Bridget Phillipson told Jewish News: 'Nobody who glorifies a terrorist organisation should be teaching children'

Bridget Phillipson, education secretary
Bridget Phillipson, education secretary

Education Secretary Bridget Phillipson has ordered an urgent review into the “unacceptable” decision to allow a teacher who praised Hamas to remain in the profession, stating: “Nobody who glorifies a terrorist organisation should be teaching children.”

Ronan Preston, a Year 9 tutor at Ursuline High School in Wimbledon, southwest London, described the 7 October attacks on Israel as a “justified act of resistance” and called for “glory to Hamas” in social media posts.

He also labelled Hamas terrorists as “defenders of humanity”, writing: “May God grand [sic] them victory in their homeland over the grotesque, barbaric, idol worshipping invaders.”

Following widespread communal anger over the Teaching Regulation Agency’s decision not to ban Preston, Phillipson confirmed to Jewish News she has “asked the Permanent Secretary to carry out an urgent review of the TRA’s processes”.

Ronan Preston

In particular, she asked for an overview of the body’s “framework of delegations, thresholds and mitigations related to a decision to prohibit a teacher when a finding of unacceptable professional conduct has been made.”

Preston had been suspended and reported to the police over his posts, made between January and April 2024, before being dismissed.

After losing his job, Preston, also known as Ronan Preastuin, returned to Ireland, to work as a substitute teacher.

Although Preston was referred to a misconduct panel and found to have committed “unacceptable professional conduct,” he was spared a ban.

The Teaching Regulation Agency concluded that publishing its findings was sufficient punishment, a move that sparked further anger.

Preston told the TRA he was “remorseful” and claimed the “highly offensive” posts were “a mistake” that had left him “mortified” and “ashamed.”

He said he “wished to apologise unreservedly to the Jewish community.”

Panel chairman Adnan Qureshi said: “He [Mr Preston] stated that at the relevant time he had become ‘rather consumed’ with the events in Israel and Palestine and that he had ‘struggled to look beyond the scenes being portrayed’.”

But Phillipson told Jewish News:““Nobody who glorifies a terrorist organisation should be teaching children – it’s clearly unacceptable.

“Individual decisions by the Teaching Regulation Agency are taken at arm’s length from Ministers but I have asked the Permanent Secretary to carry out an urgent review of the TRA’s processes and in particular, the framework of delegations, thresholds and mitigations related to a decision to prohibit a teacher when a finding of unacceptable professional conduct has been made”.

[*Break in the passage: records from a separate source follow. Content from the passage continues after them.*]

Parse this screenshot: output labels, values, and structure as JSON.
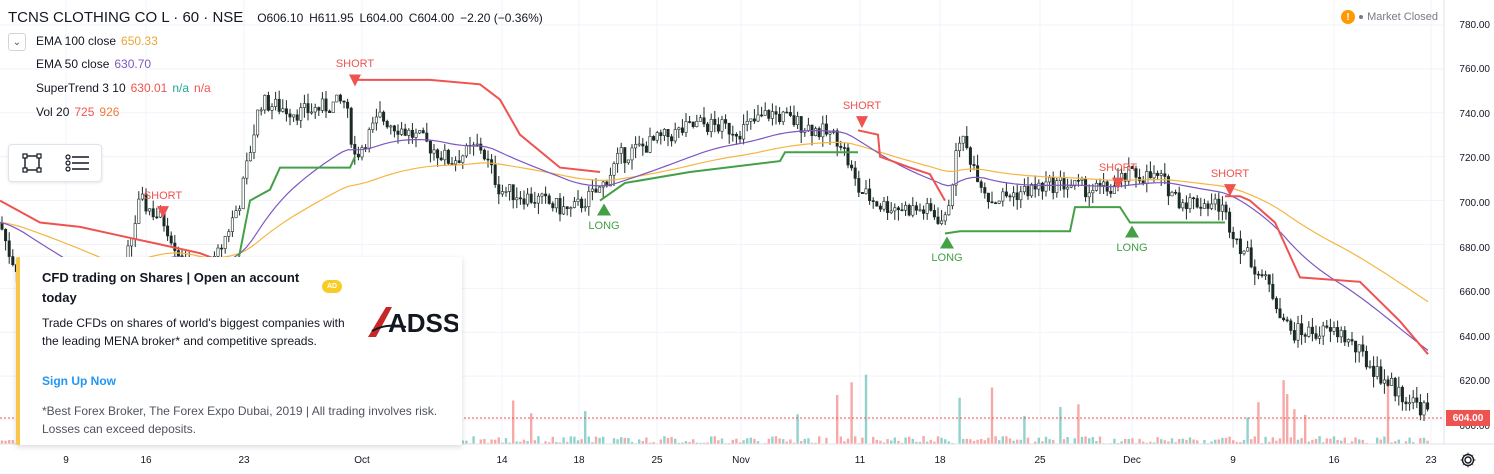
{
  "header": {
    "symbol": "TCNS CLOTHING CO L · 60 · NSE",
    "open": "O606.10",
    "high": "H611.95",
    "low": "L604.00",
    "close": "C604.00",
    "change": "−2.20 (−0.36%)"
  },
  "indicators": [
    {
      "label": "EMA 100 close",
      "value": "650.33",
      "color": "#e8a735"
    },
    {
      "label": "EMA 50 close",
      "value": "630.70",
      "color": "#7e57c2"
    },
    {
      "label": "SuperTrend 3 10",
      "value": "630.01",
      "value2": "n/a",
      "value3": "n/a",
      "color": "#ef5350",
      "color2": "#26a69a"
    },
    {
      "label": "Vol 20",
      "value": "725",
      "value2": "926",
      "color": "#ef5350",
      "color2": "#ef7c3a"
    }
  ],
  "market_status": {
    "icon": "warning-icon",
    "label": "Market Closed"
  },
  "toolbar": [
    {
      "icon": "rectangle-select-icon"
    },
    {
      "icon": "object-tree-icon"
    }
  ],
  "ad": {
    "title": "CFD trading on Shares | Open an account today",
    "badge": "AD",
    "body": "Trade CFDs on shares of world's biggest companies with the leading MENA broker* and competitive spreads.",
    "cta": "Sign Up Now",
    "disclaimer": "*Best Forex Broker, The Forex Expo Dubai, 2019 | All trading involves risk. Losses can exceed deposits.",
    "logo_text": "ADSS"
  },
  "price_axis": {
    "labels": [
      "780.00",
      "760.00",
      "740.00",
      "720.00",
      "700.00",
      "680.00",
      "660.00",
      "640.00",
      "620.00",
      "600.00"
    ],
    "last_price": "604.00"
  },
  "time_axis": {
    "labels": [
      "9",
      "16",
      "23",
      "Oct",
      "14",
      "18",
      "25",
      "Nov",
      "11",
      "18",
      "25",
      "Dec",
      "9",
      "16",
      "23"
    ]
  },
  "signals": [
    {
      "label": "SHORT",
      "type": "short"
    },
    {
      "label": "SHORT",
      "type": "short"
    },
    {
      "label": "LONG",
      "type": "long"
    },
    {
      "label": "SHORT",
      "type": "short"
    },
    {
      "label": "LONG",
      "type": "long"
    },
    {
      "label": "SHORT",
      "type": "short"
    },
    {
      "label": "LONG",
      "type": "long"
    },
    {
      "label": "SHORT",
      "type": "short"
    }
  ],
  "colors": {
    "up": "#26a69a",
    "down": "#ef5350",
    "candle_up_body": "#ffffff",
    "candle_down_body": "#1b2a24",
    "supertrend_down": "#ef5350",
    "supertrend_up": "#43a047",
    "ema50": "#7e57c2",
    "ema100": "#f5b642"
  },
  "chart_data": {
    "type": "line",
    "title": "TCNS CLOTHING CO L · 60 · NSE",
    "ylim": [
      595,
      785
    ],
    "candles_close_anchor": [
      {
        "x": "Sep 2",
        "y": 690
      },
      {
        "x": "Sep 9",
        "y": 660
      },
      {
        "x": "Sep 16",
        "y": 705
      },
      {
        "x": "Sep 23",
        "y": 745
      },
      {
        "x": "Oct 1",
        "y": 730
      },
      {
        "x": "Oct 14",
        "y": 715
      },
      {
        "x": "Oct 18",
        "y": 695
      },
      {
        "x": "Oct 25",
        "y": 730
      },
      {
        "x": "Nov 1",
        "y": 740
      },
      {
        "x": "Nov 11",
        "y": 700
      },
      {
        "x": "Nov 18",
        "y": 725
      },
      {
        "x": "Nov 25",
        "y": 700
      },
      {
        "x": "Dec 2",
        "y": 710
      },
      {
        "x": "Dec 9",
        "y": 690
      },
      {
        "x": "Dec 16",
        "y": 640
      },
      {
        "x": "Dec 23",
        "y": 604
      }
    ],
    "series": [
      {
        "name": "EMA 100 close",
        "last": 650.33
      },
      {
        "name": "EMA 50 close",
        "last": 630.7
      },
      {
        "name": "SuperTrend 3 10",
        "last": 630.01
      }
    ]
  }
}
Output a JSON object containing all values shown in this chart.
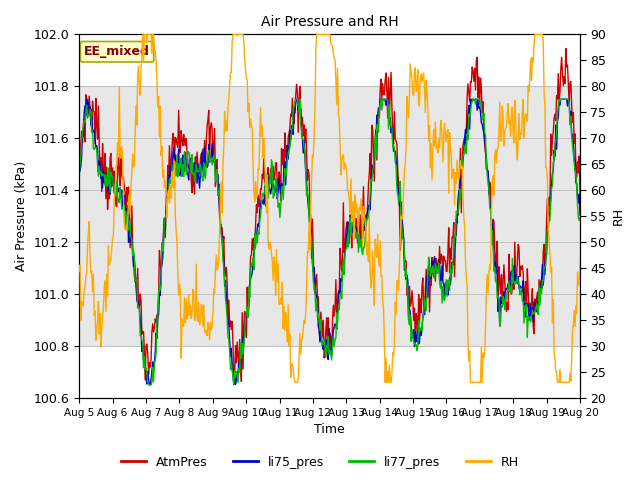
{
  "title": "Air Pressure and RH",
  "ylabel_left": "Air Pressure (kPa)",
  "ylabel_right": "RH",
  "xlabel": "Time",
  "ylim_left": [
    100.6,
    102.0
  ],
  "ylim_right": [
    20,
    90
  ],
  "shade_ylo": 100.8,
  "shade_yhi": 101.8,
  "xtick_labels": [
    "Aug 5",
    "Aug 6",
    "Aug 7",
    "Aug 8",
    "Aug 9",
    "Aug 10",
    "Aug 11",
    "Aug 12",
    "Aug 13",
    "Aug 14",
    "Aug 15",
    "Aug 16",
    "Aug 17",
    "Aug 18",
    "Aug 19",
    "Aug 20"
  ],
  "annotation_text": "EE_mixed",
  "colors": {
    "AtmPres": "#cc0000",
    "li75_pres": "#0000cc",
    "li77_pres": "#00bb00",
    "RH": "#ffaa00"
  },
  "legend_labels": [
    "AtmPres",
    "li75_pres",
    "li77_pres",
    "RH"
  ],
  "background_color": "#ffffff",
  "shade_color": "#d8d8d8",
  "grid_color": "#bbbbbb",
  "yticks_left": [
    100.6,
    100.8,
    101.0,
    101.2,
    101.4,
    101.6,
    101.8,
    102.0
  ],
  "yticks_right": [
    20,
    25,
    30,
    35,
    40,
    45,
    50,
    55,
    60,
    65,
    70,
    75,
    80,
    85,
    90
  ]
}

Phillipson had been among the speakers at last Sunday’s Jewish Labour Movement conference.

She spoke of the need to hold education and university chiefs “to account” over the need to tackle antisemitism in schools and on campuses.

The cabinet minister also praised the work of the Union of Jewish Students in fighting the scourge of anti-Jewish racism.

She also said she had been “encouraged” by the work of Director of Free Speech Arif Ahmed,  who she felt “had been very clear that freedom of speech and academic freedom does not mean that Jewish students should be subject to harassment, intimidation, or feel unsafe.”

Phillipson also noted the rise in enforcement action by police over “matters criminal.”